CDCs Abortion Surveillance System FAQs
When did CDC abortion surveillance start?
CDC began abortion surveillance in 1969 to document the number and characteristics of women obtaining legal induced abortions. Many states and reporting areas (New York City and the District of Columbia) conduct abortion surveillance. CDC compiles the information these reporting areas collect to produce national estimates. CDC’s surveillance system compiles information on legal induced abortions only.
How does CDC define abortion?
For the purpose of surveillance, a legal induced abortion is defined as an intervention performed by a licensed clinician (e.g., a physician, nurse-midwife, nurse practitioner, or physician assistant) that is intended to terminate an ongoing pregnancy.
Most states and reporting areas that collect abortion data now report if an abortion was medical or surgical. Medical abortions are legal procedures that use medications instead of surgery.
Are states required to report their abortion statistics to CDC?
No, states and areas voluntarily report data to CDC for inclusion in its annual Abortion Surveillance Report. CDC’s Division of Reproductive Health prepares surveillance reports as data become available. There is no national requirement for data submission or reporting.
States needing guidance on abortion surveillance may contact CDC at Contact CDC-INFO.
How is the report prepared and formatted?
Preparation of the Abortion Surveillance Reports is based on the data available from all states and reporting areas that voluntarily provide this information for a given calendar year. In addition, after CDC receives the data some additional time is required to perform the analyses that produce the tables, charts, and the narrative describing methods and trends. Please view the abstract and methods portion of the most recent Abortion Surveillance Report for more information on compilation of the report.
How is the Abortion Surveillance Report used?
This report is used for many purposes in the field of public health. In the past, it has been used to
- Identify characteristics of women who are at high risk of unintended pregnancy.
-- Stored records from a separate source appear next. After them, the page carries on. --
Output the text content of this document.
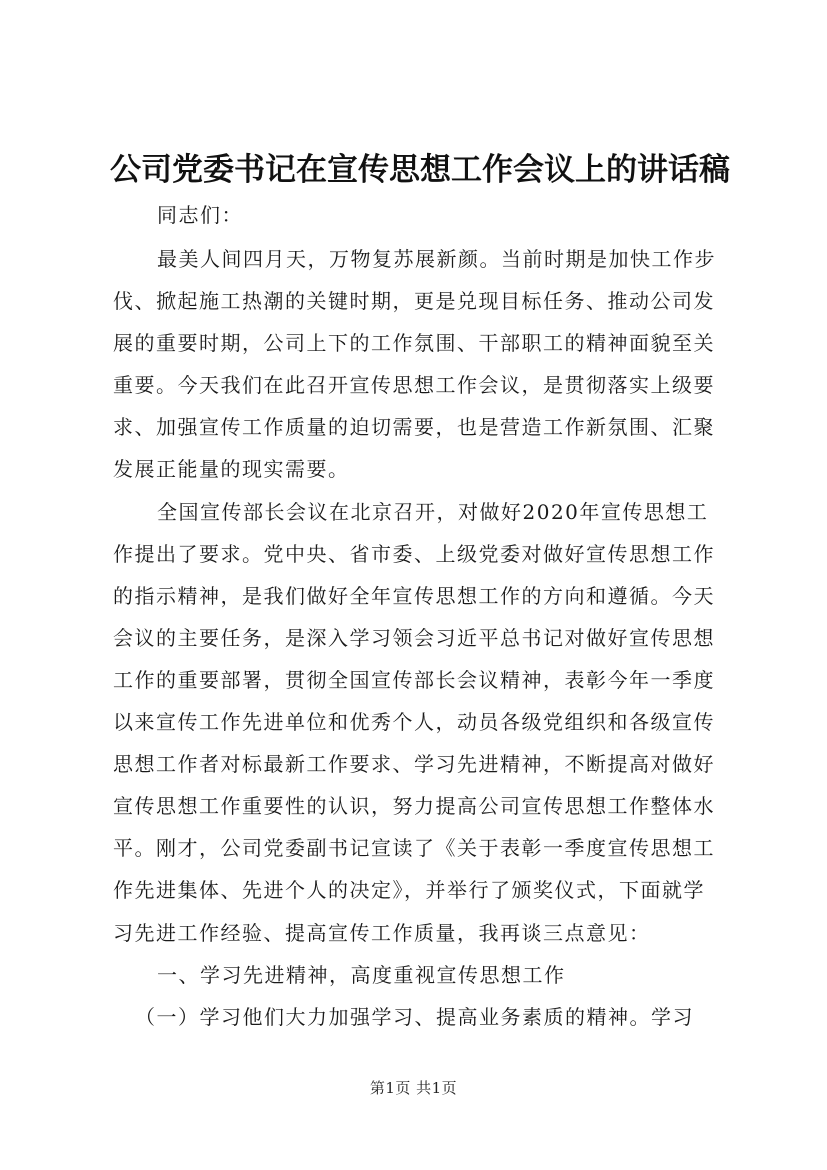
公司党委书记在宣传思想工作会议上的讲话稿

同志们：

最美人间四月天，万物复苏展新颜。当前时期是加快工作步伐、掀起施工热潮的关键时期，更是兑现目标任务、推动公司发展的重要时期，公司上下的工作氛围、干部职工的精神面貌至关重要。今天我们在此召开宣传思想工作会议，是贯彻落实上级要求、加强宣传工作质量的迫切需要，也是营造工作新氛围、汇聚发展正能量的现实需要。

全国宣传部长会议在北京召开，对做好2020年宣传思想工作提出了要求。党中央、省市委、上级党委对做好宣传思想工作的指示精神，是我们做好全年宣传思想工作的方向和遵循。今天会议的主要任务，是深入学习领会习近平总书记对做好宣传思想工作的重要部署，贯彻全国宣传部长会议精神，表彰今年一季度以来宣传工作先进单位和优秀个人，动员各级党组织和各级宣传思想工作者对标最新工作要求、学习先进精神，不断提高对做好宣传思想工作重要性的认识，努力提高公司宣传思想工作整体水平。刚才，公司党委副书记宣读了《关于表彰一季度宣传思想工作先进集体、先进个人的决定》，并举行了颁奖仪式，下面就学习先进工作经验、提高宣传工作质量，我再谈三点意见：

一、学习先进精神，高度重视宣传思想工作

（一）学习他们大力加强学习、提高业务素质的精神。学习

第1页 共1页
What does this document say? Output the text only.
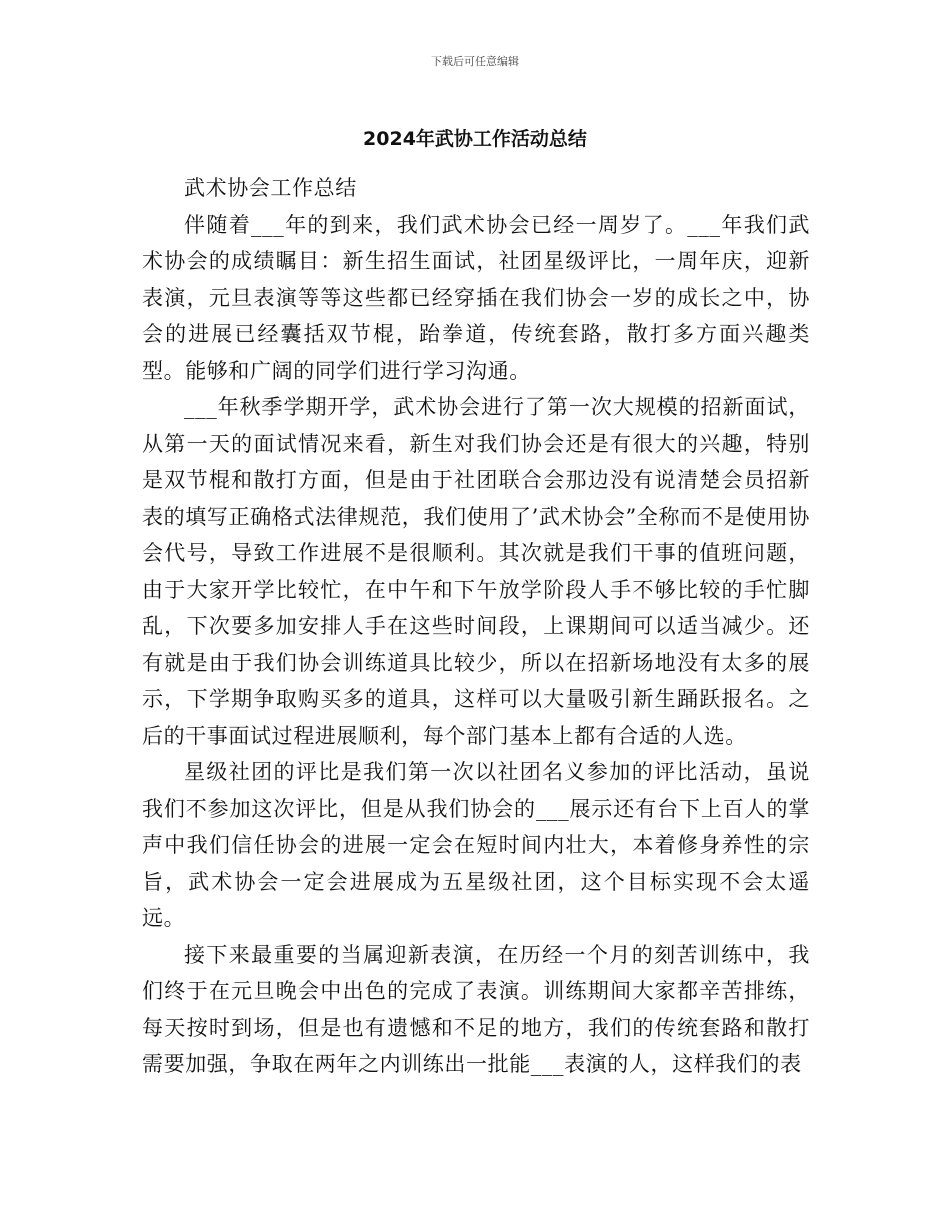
下载后可任意编辑
2024年武协工作活动总结

武术协会工作总结

伴随着___年的到来，我们武术协会已经一周岁了。___年我们武术协会的成绩瞩目：新生招生面试，社团星级评比，一周年庆，迎新表演，元旦表演等等这些都已经穿插在我们协会一岁的成长之中，协会的进展已经囊括双节棍，跆拳道，传统套路，散打多方面兴趣类型。能够和广阔的同学们进行学习沟通。

___年秋季学期开学，武术协会进行了第一次大规模的招新面试，从第一天的面试情况来看，新生对我们协会还是有很大的兴趣，特别是双节棍和散打方面，但是由于社团联合会那边没有说清楚会员招新表的填写正确格式法律规范，我们使用了’武术协会”全称而不是使用协会代号，导致工作进展不是很顺利。其次就是我们干事的值班问题，由于大家开学比较忙，在中午和下午放学阶段人手不够比较的手忙脚乱，下次要多加安排人手在这些时间段，上课期间可以适当减少。还有就是由于我们协会训练道具比较少，所以在招新场地没有太多的展示，下学期争取购买多的道具，这样可以大量吸引新生踊跃报名。之后的干事面试过程进展顺利，每个部门基本上都有合适的人选。

星级社团的评比是我们第一次以社团名义参加的评比活动，虽说我们不参加这次评比，但是从我们协会的___展示还有台下上百人的掌声中我们信任协会的进展一定会在短时间内壮大，本着修身养性的宗旨，武术协会一定会进展成为五星级社团，这个目标实现不会太遥远。

接下来最重要的当属迎新表演，在历经一个月的刻苦训练中，我们终于在元旦晚会中出色的完成了表演。训练期间大家都辛苦排练，每天按时到场，但是也有遗憾和不足的地方，我们的传统套路和散打需要加强，争取在两年之内训练出一批能___表演的人，这样我们的表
- Evaluate the effectiveness of programs for reducing teen pregnancies and unintended pregnancies among women of all ages.
- Calculate pregnancy rates, on the basis of the number of pregnancies ending in abortion, in conjunction with birth data and pregnancy loss estimates.
- Monitor changes in clinical practice patterns related to abortion, such as changes in the types of procedures used, and weeks of gestation at the time of abortion. This information is needed to calculate the mortality rate of specific abortion procedures.
Surveillance systems, such as this one, continue to provide data necessary to examine trends in public health.
Are data available for my own analysis?
In addition to the data available in the annual Abortion Surveillance Report, data from 2009 to 2014 also are available for abortions distributed by state of maternal residence and state of clinical service. These data are consistent with data reported to CDC for each year’s Abortion Surveillance Report. No additional data are available for public use. Search the National Library of Medicine’s MEDLINE/PubMed or MedlinePlus bibliographic reference for other abortion data.
Abortions Distributed by State of Maternal Residence and State of Clinical Service
2009 – 2014 – Download files: [XLS – 323KB]
2014 – Download file: [CSV – 10KB]
2013 – Download file: [CSV – 10KB]
2012 – Download file: [CSV – 10KB]
2011 – Download file: [CSV – 10KB]
2010 – Download file: [CSV – 10KB]
2009 – Download file: [CSV – 11KB]
Abortion Surveillance—Findings and Reports
Abortion Surveillance—Findings and Reports
In 2014, 652,639 legal induced abortions were reported to CDC from 49 reporting areas. The abortion rate for 2014 was 12.1 abortions per 1,000 women aged 15–44 years, and the abortion ratio was 186 abortions per 1,000 live births.
Compared with 2013, the total number and rate of reported abortions for 2014 decreased 2%, and the ratio decreased 7%. Additionally, from 2005 to 2014, the number, rate, and ratio of reported abortions decreased 21%, 22%, and 22%, respectively. In 2014, all three measures reached their lowest level for the entire period of analysis (2005—2014).
Women in their twenties accounted for the majority of abortions in 2014 and throughout the period of analysis. The majority of abortions in 2014 took place early in gestation: 91.5% of abortions were performed at ≤13 weeks’ gestation; a smaller number of abortions (7.2%) were performed at 14–20 weeks’ gestation, and even fewer (1.3%) were performed at ≥21 weeks’ gestation. In 2014, 22.6% of all abortions were early medical abortions. The percentage of abortions reported as early medical abortions increased 110% from 2005 to 2014, with a 1% increase from 2013 to 2014. Source: Abortion Surveillance — United States, 2014 Surveillance Summaries, November 24, 2017, 66(24);1–48, MMWR.